The girl (let’s not name her – names have power in stories like these) didn’t so much live there as haunted it preemptively. Her aquariums glowed like prophecies, fish moving through them like thoughts through a fever dream. The boyfriend – ah, but he wasn’t really a boyfriend, was he? More like a gravitational force, the kind that bends not just light but truth around itself.

Your father knew (fathers always know, especially when they’ve worn uniforms in jungles far away) that the house was less a place than a convergence, a point where all the lines of power and corruption in a small American city knotted themselves together like snakes in winter. The heroin, the cops, the intel officer’s son – these are just the visible threads. Behind them writhed others: witch covens, underground networks, celebrities appearing like hallucinations in the aquarium light.

(I keep returning to those mice, mutated by poison, running through walls like thoughts through nightmares. Were they really mice? Were they really there at all?)

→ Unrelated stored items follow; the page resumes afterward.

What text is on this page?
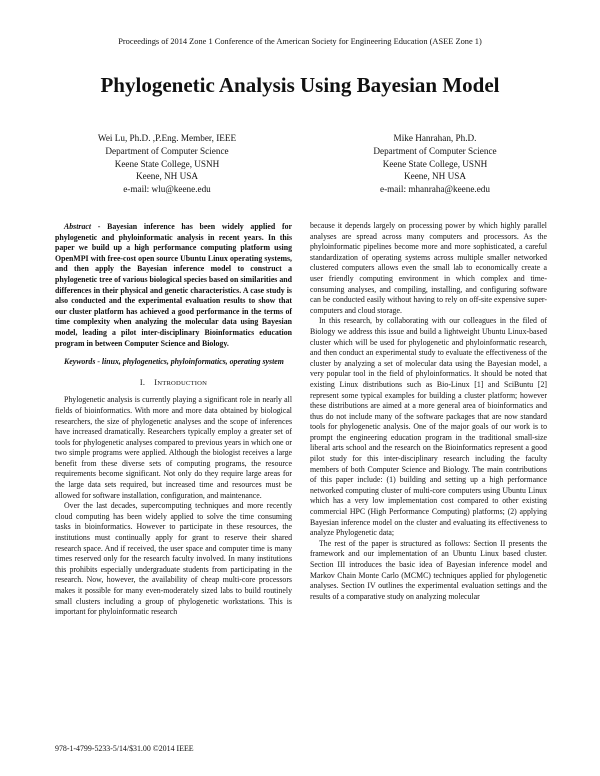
Proceedings of 2014 Zone 1 Conference of the American Society for Engineering Education (ASEE Zone 1)
Phylogenetic Analysis Using Bayesian Model
Wei Lu, Ph.D. ,P.Eng. Member, IEEE
Department of Computer Science
Keene State College, USNH
Keene, NH USA
e-mail: wlu@keene.edu
Mike Hanrahan, Ph.D.
Department of Computer Science
Keene State College, USNH
Keene, NH USA
e-mail: mhanraha@keene.edu

Abstract - Bayesian inference has been widely applied for phylogenetic and phyloinformatic analysis in recent years. In this paper we build up a high performance computing platform using OpenMPI with free-cost open source Ubuntu Linux operating systems, and then apply the Bayesian inference model to construct a phylogenetic tree of various biological species based on similarities and differences in their physical and genetic characteristics. A case study is also conducted and the experimental evaluation results to show that our cluster platform has achieved a good performance in the terms of time complexity when analyzing the molecular data using Bayesian model, leading a pilot inter-disciplinary Bioinformatics education program in between Computer Science and Biology.

Keywords - linux, phylogenetics, phyloinformatics, operating system

I. INTRODUCTION

Phylogenetic analysis is currently playing a significant role in nearly all fields of bioinformatics. With more and more data obtained by biological researchers, the size of phylogenetic analyses and the scope of inferences have increased dramatically. Researchers typically employ a greater set of tools for phylogenetic analyses compared to previous years in which one or two simple programs were applied. Although the biologist receives a large benefit from these diverse sets of computing programs, the resource requirements become significant. Not only do they require large areas for the large data sets required, but increased time and resources must be allowed for software installation, configuration, and maintenance.

Over the last decades, supercomputing techniques and more recently cloud computing has been widely applied to solve the time consuming tasks in bioinformatics. However to participate in these resources, the institutions must continually apply for grant to reserve their shared research space. And if received, the user space and computer time is many times reserved only for the research faculty involved. In many institutions this prohibits especially undergraduate students from participating in the research. Now, however, the availability of cheap multi-core processors makes it possible for many even-moderately sized labs to build routinely small clusters including a group of phylogenetic workstations. This is important for phyloinformatic research

because it depends largely on processing power by which highly parallel analyses are spread across many computers and processors. As the phyloinformatic pipelines become more and more sophisticated, a careful standardization of operating systems across multiple smaller networked clustered computers allows even the small lab to economically create a user friendly computing environment in which complex and time-consuming analyses, and compiling, installing, and configuring software can be conducted easily without having to rely on off-site expensive super-computers and cloud storage.

In this research, by collaborating with our colleagues in the filed of Biology we address this issue and build a lightweight Ubuntu Linux-based cluster which will be used for phylogenetic and phyloinformatic research, and then conduct an experimental study to evaluate the effectiveness of the cluster by analyzing a set of molecular data using the Bayesian model, a very popular tool in the field of phyloinformatics. It should be noted that existing Linux distributions such as Bio-Linux [1] and SciBuntu [2] represent some typical examples for building a cluster platform; however these distributions are aimed at a more general area of bioinformatics and thus do not include many of the software packages that are now standard tools for phylogenetic analysis. One of the major goals of our work is to prompt the engineering education program in the traditional small-size liberal arts school and the research on the Bioinformatics represent a good pilot study for this inter-disciplinary research including the faculty members of both Computer Science and Biology. The main contributions of this paper include: (1) building and setting up a high performance networked computing cluster of multi-core computers using Ubuntu Linux which has a very low implementation cost compared to other existing commercial HPC (High Performance Computing) platforms; (2) applying Bayesian inference model on the cluster and evaluating its effectiveness to analyze Phylogenetic data;

The rest of the paper is structured as follows: Section II presents the framework and our implementation of an Ubuntu Linux based cluster. Section III introduces the basic idea of Bayesian inference model and Markov Chain Monte Carlo (MCMC) techniques applied for phylogenetic analyses. Section IV outlines the experimental evaluation settings and the results of a comparative study on analyzing molecular

978-1-4799-5233-5/14/$31.00 ©2014 IEEE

The columnist’s death – we say “death” because “accident” is too neat, too finished – came later, like an echo of something that hadn’t made a sound. The coroner’s report reads like fiction written by committee, each lie carefully measured and administered like morphine.

But you were there, weren’t you? You saw… but no, we don’t speak of what was seen in the Blue House. Some stories can only be told by their absence, like those fish swimming through cobalt light, casting shadows of things that couldn’t possibly exist in a town of 100,000 souls.